Ambos miraron al deporte rey con voluntad de destronamiento republicano. Su ánimo compartido era denunciar en voz alta los fueras de juego del fútbol de las finanzas, o sacarle tarjeta roja. Con su proverbial sentido de la ironía, siempre con un deje de melancolía por un mundo soñado que nunca fue, el escritor suramericano legó buenas perlas sobre el balompié, autorretratándose calentando junto al banquillo: «Yo no soy más que un mendigo del buen fútbol: voy por el mundo sombrero en mano, y en los estadios suplico una linda jugadita, por el amor de Dios. Y cuando el buen fútbol ocurre, agradezco el milagro, sin que me importe un rábano cuál es el club o el país que me lo ofrece». Ambos reconocieron que, de jóvenes, fueron futbolistas aficionados muy voluntariosos, pero bastante normalitos. Galeano lo explica con grouchesca filigrana: «Siempre jugué muy bien, la verdad maravillosamente bien.
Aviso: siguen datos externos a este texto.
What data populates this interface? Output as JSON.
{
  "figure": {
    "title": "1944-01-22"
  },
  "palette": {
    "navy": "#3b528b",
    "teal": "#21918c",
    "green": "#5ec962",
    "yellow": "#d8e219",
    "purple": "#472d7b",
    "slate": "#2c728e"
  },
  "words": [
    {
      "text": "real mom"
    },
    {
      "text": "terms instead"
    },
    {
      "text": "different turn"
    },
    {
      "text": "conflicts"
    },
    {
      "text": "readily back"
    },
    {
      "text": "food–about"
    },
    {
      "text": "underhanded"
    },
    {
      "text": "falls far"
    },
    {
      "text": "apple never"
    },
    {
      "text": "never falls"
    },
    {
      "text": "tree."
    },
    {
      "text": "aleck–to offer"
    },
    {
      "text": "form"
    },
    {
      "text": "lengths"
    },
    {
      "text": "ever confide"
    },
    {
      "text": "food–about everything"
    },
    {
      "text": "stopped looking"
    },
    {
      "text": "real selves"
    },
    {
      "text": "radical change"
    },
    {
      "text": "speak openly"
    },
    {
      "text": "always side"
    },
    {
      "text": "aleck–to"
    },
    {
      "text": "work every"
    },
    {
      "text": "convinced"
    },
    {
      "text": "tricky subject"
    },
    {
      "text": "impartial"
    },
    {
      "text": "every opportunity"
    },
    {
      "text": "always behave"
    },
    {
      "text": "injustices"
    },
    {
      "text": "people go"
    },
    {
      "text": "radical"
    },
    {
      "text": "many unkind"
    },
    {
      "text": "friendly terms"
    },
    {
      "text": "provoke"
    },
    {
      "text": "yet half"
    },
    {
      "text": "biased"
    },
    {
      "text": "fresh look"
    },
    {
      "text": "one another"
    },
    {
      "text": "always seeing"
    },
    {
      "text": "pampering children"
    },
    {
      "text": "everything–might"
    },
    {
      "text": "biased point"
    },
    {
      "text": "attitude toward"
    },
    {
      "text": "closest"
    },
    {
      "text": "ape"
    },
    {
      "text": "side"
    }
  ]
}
Era el mejor de todos, pero sólo de noche, mientras dormía». Y, sublime metáfora del vaciado de todos los demás ámbitos de la sociedad (Ya lo dijo el gran Ramón Gómez de la Serna: «Por la noche, todos los gobiernos están en crisis»), agregó: «No hay nada tan vacío como un estadio vacío. Ni nada tan mudo como las gradas sin nadie». A. P.